California.If you are a California resident, the California Consumer Privacy Act (CCPA), as amended by the CPRA, gives you the rights described above. The categories of personal information we collect, our purposes for using it, and the categories of recipients (our subprocessors) are described in the "What We Collect," "How We Use It," and "Third-Party Services" sections above. We do not sell or share personal information as those terms are defined under California law, and we have not done so in the preceding twelve (12) months.

How to exercise your rights. Contact us at hello@trixiewatch.com. We will verify your request, typically by confirming control of the account email associated with the information, before acting on it. You may use an authorized agent to make a request on your behalf where permitted by law; we may require proof of the agent's authorization and verification of your identity. We will respond within the timeframe required by applicable law (generally within 45 days, with an extension where permitted). There is no charge for a verifiable request unless it is excessive or repetitive.

Appeals. If we decline your request and the law that applies to you provides a right to appeal, you may appeal our decision by replying to our response or contacting us at hello@trixiewatch.com.

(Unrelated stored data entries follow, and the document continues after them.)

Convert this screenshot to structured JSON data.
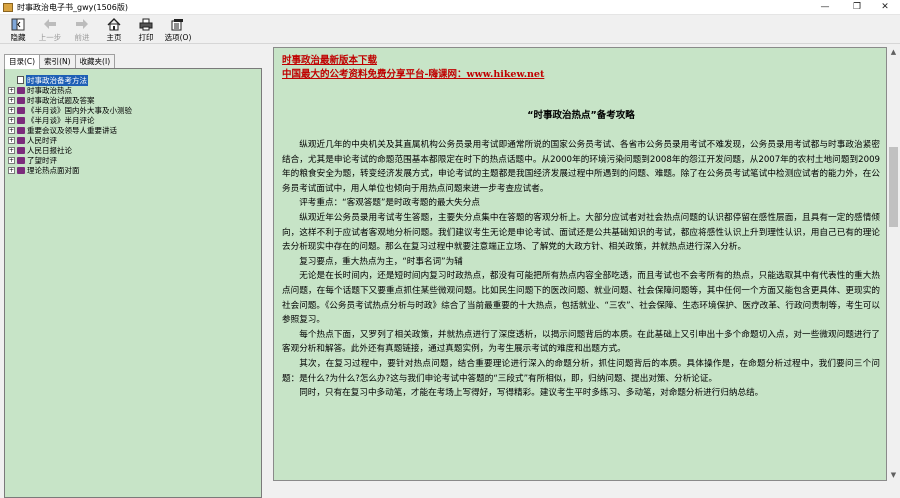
{
  "window": {
    "title": "时事政治电子书_gwy(1506版)",
    "controls": {
      "minimize": "—",
      "restore": "❐",
      "close": "✕"
    }
  },
  "toolbar": {
    "buttons": [
      {
        "label": "隐藏",
        "icon": "hide-icon",
        "enabled": true
      },
      {
        "label": "上一步",
        "icon": "back-arrow-icon",
        "enabled": false
      },
      {
        "label": "前进",
        "icon": "forward-arrow-icon",
        "enabled": false
      },
      {
        "label": "主页",
        "icon": "home-icon",
        "enabled": true
      },
      {
        "label": "打印",
        "icon": "print-icon",
        "enabled": true
      },
      {
        "label": "选项(O)",
        "icon": "options-icon",
        "enabled": true
      }
    ]
  },
  "sidebar": {
    "tabs": [
      "目录(C)",
      "索引(N)",
      "收藏夹(I)"
    ],
    "active_tab": 0,
    "tree": [
      {
        "label": "时事政治备考方法",
        "type": "page",
        "selected": true
      },
      {
        "label": "时事政治热点",
        "type": "book"
      },
      {
        "label": "时事政治试题及答案",
        "type": "book"
      },
      {
        "label": "《半月谈》国内外大事及小测验",
        "type": "book"
      },
      {
        "label": "《半月谈》半月评论",
        "type": "book"
      },
      {
        "label": "重要会议及领导人重要讲话",
        "type": "book"
      },
      {
        "label": "人民时评",
        "type": "book"
      },
      {
        "label": "人民日报社论",
        "type": "book"
      },
      {
        "label": "了望时评",
        "type": "book"
      },
      {
        "label": "理论热点面对面",
        "type": "book"
      }
    ]
  },
  "content": {
    "link1": "时事政治最新版本下载",
    "link2": "中国最大的公考资料免费分享平台-嗨课网：www.hikew.net",
    "title": "“时事政治热点”备考攻略",
    "paragraphs": [
      "纵观近几年的中央机关及其直属机构公务员录用考试即通常所说的国家公务员考试、各省市公务员录用考试不难发现，公务员录用考试都与时事政治紧密结合，尤其是申论考试的命题范围基本都限定在时下的热点话题中。从2000年的环境污染问题到2008年的怨江开发问题，从2007年的农村土地问题到2009年的粮食安全为题，转变经济发展方式，申论考试的主题都是我国经济发展过程中所遇到的问题、难题。除了在公务员考试笔试中检测应试者的能力外，在公务员考试面试中，用人单位也倾向于用热点问题来进一步考查应试者。",
      "评考重点：“客观答题”是时政考题的最大失分点",
      "纵观近年公务员录用考试考生答题，主要失分点集中在答题的客观分析上。大部分应试者对社会热点问题的认识都停留在感性层面，且具有一定的感情倾向，这样不利于应试者客观地分析问题。我们建议考生无论是申论考试、面试还是公共基础知识的考试，都应将感性认识上升到理性认识，用自己已有的理论去分析现实中存在的问题。那么在复习过程中就要注意端正立场、了解党的大政方针、相关政策，并就热点进行深入分析。",
      "复习要点，重大热点为主，“时事名词”为辅",
      "无论是在长时间内，还是短时间内复习时政热点，都没有可能把所有热点内容全部吃透，而且考试也不会考所有的热点，只能选取其中有代表性的重大热点问题，在每个话题下又要重点抓住某些微观问题。比如民生问题下的医改问题、就业问题、社会保障问题等，其中任何一个方面又能包含更具体、更现实的社会问题。《公务员考试热点分析与时政》综合了当前最重要的十大热点，包括就业、“三农”、社会保障、生态环境保护、医疗改革、行政问责制等，考生可以参照复习。",
      "每个热点下面，又罗列了相关政策，并就热点进行了深度透析，以揭示问题背后的本质。在此基础上又引申出十多个命题切入点，对一些微观问题进行了客观分析和解答。此外还有真题链接，通过真题实例，为考生展示考试的难度和出题方式。",
      "其次，在复习过程中，要针对热点问题，结合重要理论进行深入的命题分析，抓住问题背后的本质。具体操作是，在命题分析过程中，我们要问三个问题：是什么?为什么?怎么办?这与我们申论考试中答题的“三段式”有所相似，即，归纳问题、提出对策、分析论证。",
      "同时，只有在复习中多动笔，才能在考场上写得好，写得精彩。建议考生平时多练习、多动笔，对命题分析进行归纳总结。"
    ]
  },
  "colors": {
    "content_bg": "#c7e4c7",
    "link": "#c00000",
    "selection": "#1e5fb5",
    "book_icon": "#7b2c7b"
  }
}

We will respond to your appeal within the period required by your state's law.

This Privacy Policy describes our practices for personal information we handle as a business. Where we process invoice data on behalf of a business customer, we act as that customer's service provider (or processor) and handle the information according to our agreement with them and this policy. Note that many state privacy laws apply only to personal information about individuals acting in a personal or household capacity and exclude information handled in a purely business-to-business or employment context; we nonetheless aim to honor the rights above wherever practical.

Contact

If you have questions about this Privacy Policy or want to exercise your rights, contact us at:

Email: hello@trixiewatch.com

Changes to This Policy

We may update this Privacy Policy from time to time. When we do, we will revise the "Last updated" date at the top of this page. If we make material changes, we will take reasonable steps to notify you, such as by email or through the dashboard. Your continued use of the Service after an update means you accept the revised policy.